We often talk about the importance of socializing dogs and why it is so important when dogs are young and in the ‘explore everything – no fear’ period. This becomes so obvious when you are faced with an older dog that has had limited exposure to almost everything. Even the smallest of things become a major emotional event to overcome. Think about shoes. I have noticed, since the weather has cooled down here in Florida that we are now shelving our flip-flops and summer shoes for the more hardy footwear, when I approach Lara with my new feet coverings it takes her several seconds to sniff, assess, bark and then accept socialization of shoes, too funny. I now go outside with a different style of shoe as often as possible.
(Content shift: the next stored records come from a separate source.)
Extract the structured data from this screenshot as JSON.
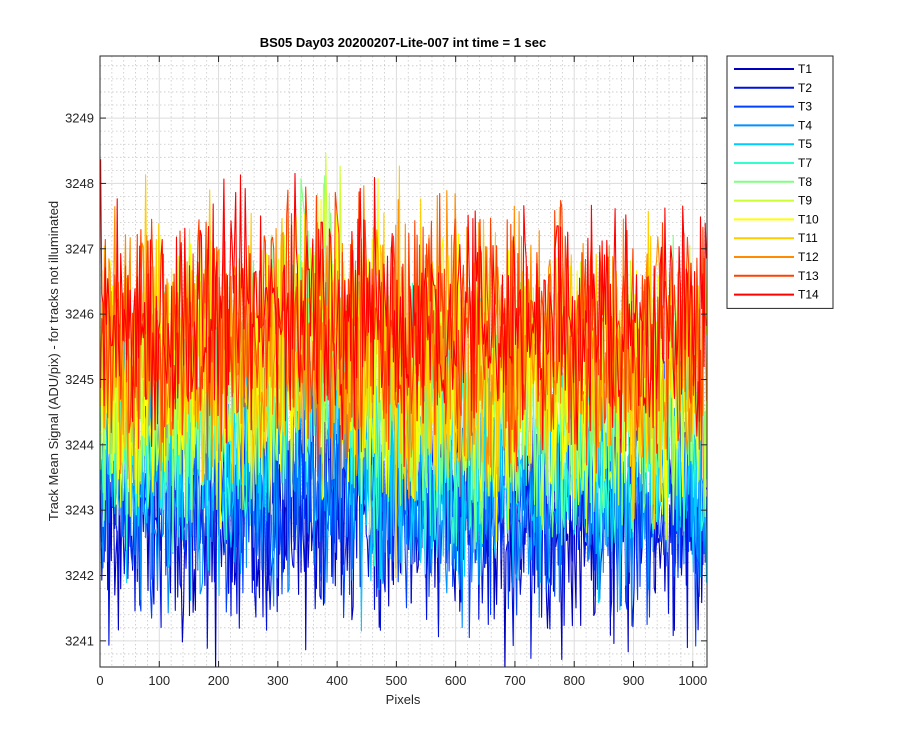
{
  "chart_data": {
    "type": "line",
    "title": "BS05 Day03 20200207-Lite-007 int time = 1 sec",
    "xlabel": "Pixels",
    "ylabel": "Track Mean Signal (ADU/pix) - for tracks not illuminated",
    "xlim": [
      0,
      1024
    ],
    "ylim": [
      3240.6,
      3249.95
    ],
    "x_ticks": [
      0,
      100,
      200,
      300,
      400,
      500,
      600,
      700,
      800,
      900,
      1000
    ],
    "y_ticks": [
      3241,
      3242,
      3243,
      3244,
      3245,
      3246,
      3247,
      3248,
      3249
    ],
    "grid": "major and minor",
    "legend_position": "outside-top-right",
    "series": [
      {
        "name": "T1",
        "color": "#0000bf",
        "mean": 3242.9,
        "amplitude": 0.9
      },
      {
        "name": "T2",
        "color": "#0010dd",
        "mean": 3243.0,
        "amplitude": 0.9
      },
      {
        "name": "T3",
        "color": "#0040ff",
        "mean": 3243.2,
        "amplitude": 0.85
      },
      {
        "name": "T4",
        "color": "#0090ff",
        "mean": 3243.4,
        "amplitude": 0.85
      },
      {
        "name": "T5",
        "color": "#00ccff",
        "mean": 3243.8,
        "amplitude": 0.9
      },
      {
        "name": "T7",
        "color": "#33ffcc",
        "mean": 3244.2,
        "amplitude": 0.95
      },
      {
        "name": "T8",
        "color": "#80ff80",
        "mean": 3244.6,
        "amplitude": 0.95
      },
      {
        "name": "T9",
        "color": "#ccff33",
        "mean": 3244.9,
        "amplitude": 1.0
      },
      {
        "name": "T10",
        "color": "#ffff00",
        "mean": 3245.1,
        "amplitude": 1.0
      },
      {
        "name": "T11",
        "color": "#ffcc00",
        "mean": 3245.3,
        "amplitude": 1.0
      },
      {
        "name": "T12",
        "color": "#ff8c00",
        "mean": 3245.5,
        "amplitude": 1.0
      },
      {
        "name": "T13",
        "color": "#ff4000",
        "mean": 3245.7,
        "amplitude": 0.95
      },
      {
        "name": "T14",
        "color": "#ff0000",
        "mean": 3245.9,
        "amplitude": 0.9
      }
    ]
  }
}
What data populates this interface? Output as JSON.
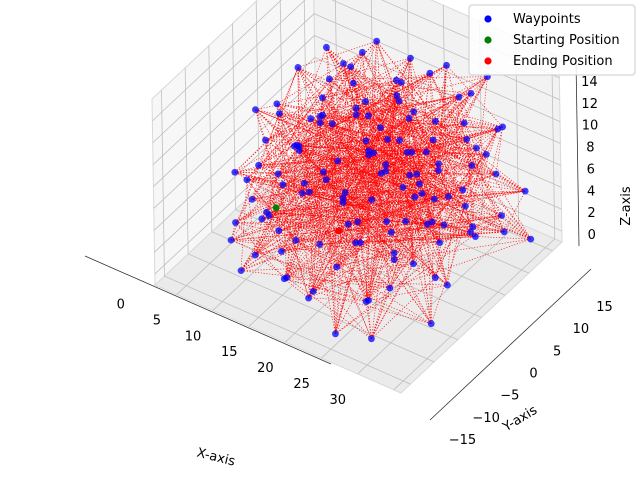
{
  "chart_data": {
    "type": "scatter",
    "projection": "3d",
    "xlabel": "X-axis",
    "ylabel": "Y-axis",
    "zlabel": "Z-axis",
    "xlim": [
      -3,
      31
    ],
    "ylim": [
      -17,
      17
    ],
    "zlim": [
      -1,
      16
    ],
    "x_ticks": [
      0,
      5,
      10,
      15,
      20,
      25,
      30
    ],
    "y_ticks": [
      -15,
      -10,
      -5,
      0,
      5,
      10,
      15
    ],
    "z_ticks": [
      0,
      2,
      4,
      6,
      8,
      10,
      12,
      14
    ],
    "grid": true,
    "legend_position": "top-right",
    "legend": [
      {
        "label": "Waypoints",
        "color": "#0000ff"
      },
      {
        "label": "Starting Position",
        "color": "#008000"
      },
      {
        "label": "Ending Position",
        "color": "#ff0000"
      }
    ],
    "path_color": "#ff0000",
    "path_style": "dotted",
    "series": [
      {
        "name": "Waypoints",
        "color": "#0000ff",
        "points": [
          [
            0,
            0,
            9
          ],
          [
            3,
            -2,
            1
          ],
          [
            5,
            2,
            2
          ],
          [
            6,
            6,
            14
          ],
          [
            8,
            8,
            12
          ],
          [
            10,
            -4,
            6
          ],
          [
            12,
            -12,
            2
          ],
          [
            14,
            -8,
            4
          ],
          [
            15,
            10,
            14
          ],
          [
            18,
            13,
            13
          ],
          [
            20,
            -14,
            0
          ],
          [
            22,
            -10,
            2
          ],
          [
            25,
            -14,
            1
          ],
          [
            27,
            4,
            4
          ],
          [
            28,
            14,
            4
          ],
          [
            30,
            12,
            1
          ],
          [
            28,
            -6,
            0
          ],
          [
            26,
            0,
            6
          ],
          [
            24,
            8,
            10
          ],
          [
            22,
            12,
            12
          ],
          [
            19,
            4,
            9
          ],
          [
            17,
            -2,
            11
          ],
          [
            16,
            -6,
            8
          ],
          [
            13,
            4,
            7
          ],
          [
            11,
            8,
            5
          ],
          [
            9,
            -8,
            8
          ],
          [
            7,
            -10,
            10
          ],
          [
            6,
            -4,
            12
          ],
          [
            8,
            2,
            10
          ],
          [
            10,
            6,
            9
          ],
          [
            12,
            -2,
            12
          ],
          [
            14,
            2,
            13
          ],
          [
            16,
            6,
            12
          ],
          [
            18,
            -4,
            13
          ],
          [
            20,
            0,
            12
          ],
          [
            22,
            4,
            11
          ],
          [
            24,
            -2,
            10
          ],
          [
            26,
            6,
            9
          ],
          [
            27,
            -8,
            6
          ],
          [
            25,
            -10,
            4
          ],
          [
            23,
            -6,
            5
          ],
          [
            21,
            -10,
            7
          ],
          [
            19,
            -12,
            5
          ],
          [
            17,
            -14,
            3
          ],
          [
            15,
            -12,
            1
          ],
          [
            13,
            -14,
            3
          ],
          [
            11,
            -12,
            6
          ],
          [
            9,
            -14,
            4
          ],
          [
            7,
            -14,
            2
          ],
          [
            5,
            -12,
            5
          ],
          [
            4,
            -8,
            7
          ],
          [
            3,
            4,
            5
          ],
          [
            4,
            8,
            8
          ],
          [
            6,
            12,
            6
          ],
          [
            8,
            14,
            4
          ],
          [
            10,
            12,
            2
          ],
          [
            12,
            14,
            6
          ],
          [
            14,
            12,
            8
          ],
          [
            16,
            14,
            3
          ],
          [
            18,
            10,
            2
          ],
          [
            20,
            8,
            6
          ],
          [
            22,
            10,
            4
          ],
          [
            24,
            12,
            7
          ],
          [
            26,
            12,
            2
          ],
          [
            28,
            8,
            8
          ],
          [
            29,
            2,
            5
          ],
          [
            29,
            -4,
            3
          ],
          [
            27,
            -12,
            8
          ],
          [
            25,
            -4,
            12
          ],
          [
            23,
            0,
            8
          ],
          [
            21,
            4,
            3
          ],
          [
            19,
            8,
            1
          ],
          [
            17,
            10,
            6
          ],
          [
            15,
            8,
            3
          ],
          [
            13,
            10,
            10
          ],
          [
            11,
            4,
            13
          ],
          [
            9,
            0,
            11
          ],
          [
            7,
            4,
            3
          ],
          [
            5,
            8,
            10
          ],
          [
            4,
            -4,
            9
          ],
          [
            6,
            -8,
            4
          ],
          [
            8,
            -4,
            1
          ],
          [
            10,
            -6,
            11
          ],
          [
            12,
            -8,
            9
          ],
          [
            14,
            -4,
            10
          ],
          [
            16,
            -10,
            12
          ],
          [
            18,
            -8,
            7
          ],
          [
            20,
            -6,
            9
          ],
          [
            22,
            -12,
            10
          ],
          [
            24,
            -8,
            8
          ],
          [
            26,
            -6,
            11
          ],
          [
            28,
            -2,
            10
          ],
          [
            27,
            10,
            11
          ],
          [
            25,
            14,
            9
          ],
          [
            23,
            14,
            13
          ],
          [
            21,
            12,
            9
          ],
          [
            19,
            14,
            10
          ],
          [
            17,
            12,
            8
          ],
          [
            15,
            14,
            11
          ],
          [
            13,
            12,
            4
          ],
          [
            11,
            14,
            9
          ],
          [
            9,
            10,
            7
          ],
          [
            7,
            8,
            12
          ],
          [
            5,
            4,
            8
          ],
          [
            3,
            0,
            4
          ],
          [
            2,
            -4,
            3
          ],
          [
            4,
            2,
            6
          ],
          [
            6,
            0,
            7
          ],
          [
            8,
            -10,
            6
          ],
          [
            10,
            -10,
            3
          ],
          [
            12,
            0,
            4
          ],
          [
            14,
            6,
            5
          ],
          [
            16,
            2,
            7
          ],
          [
            18,
            0,
            4
          ],
          [
            20,
            2,
            8
          ],
          [
            22,
            -2,
            6
          ],
          [
            24,
            2,
            3
          ],
          [
            26,
            -2,
            2
          ],
          [
            28,
            4,
            12
          ],
          [
            29,
            8,
            3
          ],
          [
            30,
            0,
            7
          ],
          [
            1,
            -6,
            6
          ],
          [
            2,
            6,
            11
          ],
          [
            13,
            -6,
            14
          ],
          [
            17,
            4,
            15
          ],
          [
            21,
            -4,
            14
          ],
          [
            11,
            6,
            15
          ],
          [
            19,
            -10,
            11
          ],
          [
            23,
            -12,
            3
          ],
          [
            9,
            12,
            13
          ],
          [
            7,
            -6,
            14
          ],
          [
            15,
            -2,
            2
          ],
          [
            25,
            6,
            5
          ],
          [
            3,
            -10,
            2
          ],
          [
            10,
            2,
            0
          ]
        ]
      },
      {
        "name": "Starting Position",
        "color": "#008000",
        "points": [
          [
            4,
            -2,
            2
          ]
        ]
      },
      {
        "name": "Ending Position",
        "color": "#ff0000",
        "points": [
          [
            10,
            2,
            0
          ]
        ]
      }
    ]
  }
}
Last week we began training Lara on the dog door we had installed in her room. Yes she lives in a 20 x 20 room that we have gradually added home items to so she has time to accept each new piece of furniture. If you have followed Lara’s blog you will know that it was a tremendous effort to even get her inside in a relaxed state. We have attempted to bring her into the main area of the house but the overwhelming number of stimuli, visual and sound, has her running for the hills. She now loves her chair and her dog bed is left to cool. She is comfortable with a radio on and does not shudder each time a door or window opens or closes. Anyway, part one of her dog door training was to remove the cover and expose the flap; it took two days for her to be comfortable with this. Once the cover was removed she would not go in or out of the room. Step 2 was to secure the flap up exposing the outside. Once in the room she would not approach the door. Step 3 - once comfortable with the flap fastened up was to encourage her through the dog door. This was actually the easiest step. I trained Rick’s 9 pound JC mix to jump back and forth through the door and Lara was so excited that she jumped after Gizmo and was astonished to find herself outside. Now getting her back in through the dog door, that will have to wait a while!